The Changes in the Groups and the iOS App

From now on, there are two Groups: Standard Groups and Unlisted Groups.  The Standard Groups, are easily findable in search and the members can request other members to join or be invited by existing members to join the Groups. The Unlisted Groups are not searchable and membership requires an invite from a manager. The conversations on both the Groups are only visible to the Groups’ members.

LinkedIn also released a standalone IOS app on 14th Oct, 2015 specifically for the Groups. The idea behind the app is to show its members quality content, highlighting the relevance and engagement quotient of the discussion.

What’s more interesting is, all the Groups and their content can’t be indexed by the search engines, and for each Groups the members must vouch first before they get entry to the Groups.

So, how does it change the scenario? Well, from now on there is no easy way out and no question of short term gains. The platform has taken a way, where more active and quality engagement would build more enduring relations. Time and quality do matter here, but the gain would be more enriching and rewarding.

Spammers have destroyed the value of Groups

LinkedIn provides a discussion platform to like-mined professionals, allowing them to engage and discuss relevant and intelligent topics and issues, and to churn out and share quality ideas and relationships for achieving business goals. However, in the recent past, the quality of engagement had drastically deteriorated as spammers began to take over. In a way, it had resulted in an anathema to the very idea of the LinkedIn.

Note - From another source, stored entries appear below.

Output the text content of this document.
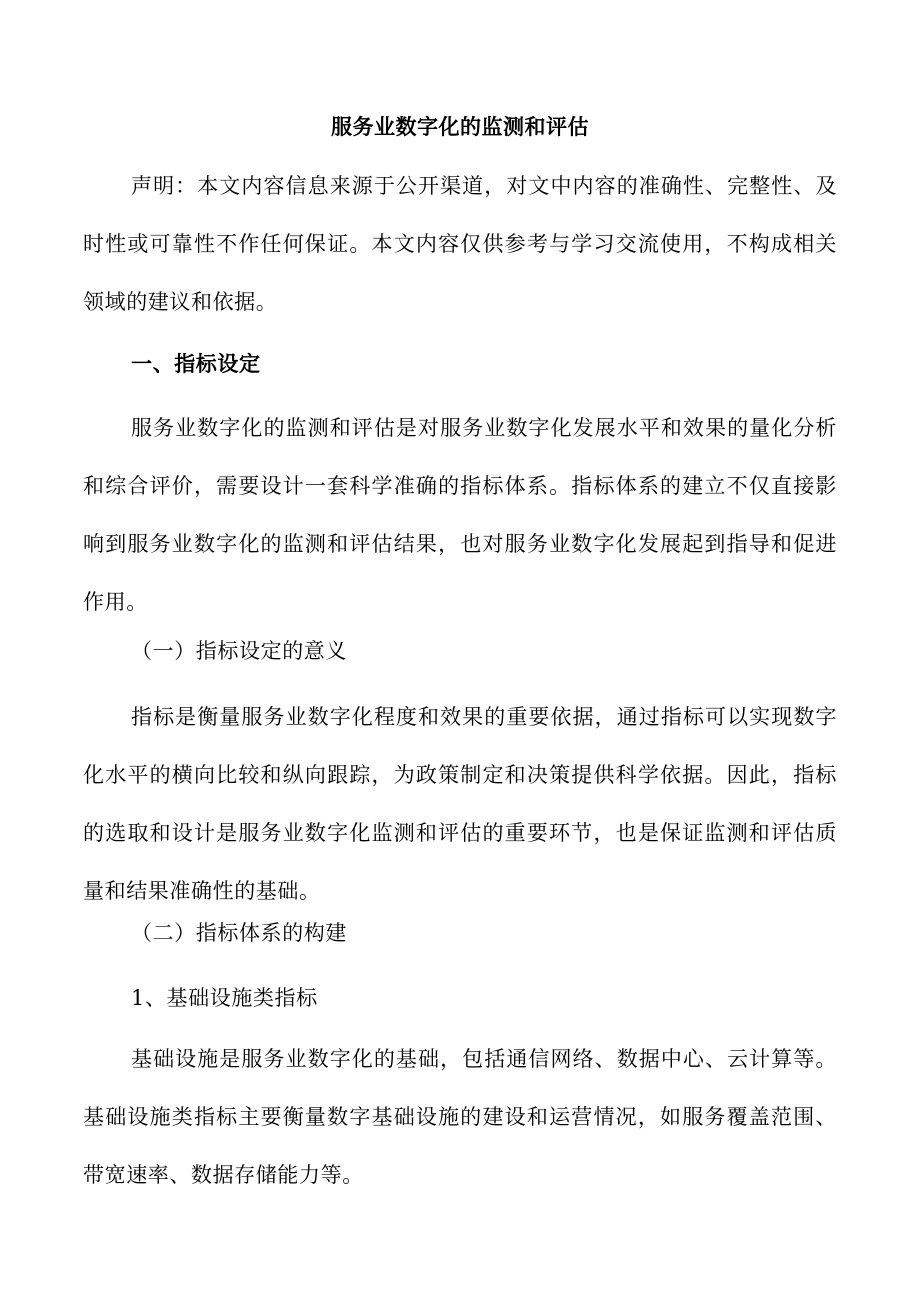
服务业数字化的监测和评估
声明：本文内容信息来源于公开渠道，对文中内容的准确性、完整性、及时性或可靠性不作任何保证。本文内容仅供参考与学习交流使用，不构成相关领域的建议和依据。
一、指标设定
服务业数字化的监测和评估是对服务业数字化发展水平和效果的量化分析和综合评价，需要设计一套科学准确的指标体系。指标体系的建立不仅直接影响到服务业数字化的监测和评估结果，也对服务业数字化发展起到指导和促进作用。
（一）指标设定的意义
指标是衡量服务业数字化程度和效果的重要依据，通过指标可以实现数字化水平的横向比较和纵向跟踪，为政策制定和决策提供科学依据。因此，指标的选取和设计是服务业数字化监测和评估的重要环节，也是保证监测和评估质量和结果准确性的基础。
（二）指标体系的构建
1、基础设施类指标
基础设施是服务业数字化的基础，包括通信网络、数据中心、云计算等。基础设施类指标主要衡量数字基础设施的建设和运营情况，如服务覆盖范围、带宽速率、数据存储能力等。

Minal Mehta, LinkedIn’s Product Lead for Groups, described the situation in the most apt way. According to Minal, “We want you to be professional when you’re having conversations, Groups is such a valuable part of LinkedIn. When it works and when I engage, what I get is amazing.”

And it seems, this is what LinkedIn has set out to achieve and offer.

A setback or a more effective opportunity for B2B Marketing?

So, let’s ask the question: is making the Groups private a setback or opportunity for B2B marketers? Will this step seriously jeopardize the opportunities by removing content from Google search results? Would B2B marketers get disenchanted and look for sideways?

In fact, it’s not a setback for B2B marketers, rather an opportunity to build more value based professional network, making the communication and engagement in a partnership like standing. The improved quality of the platform will create a sense of trust and value, inviting more meaningful conversation. Whilst the audience might be smaller, the increased engagement will provide a much more valuable platform.

Quality is never an accident. It is always the result of intelligent effort. And this is what is behind LinkedIn’s decision to make Groups private.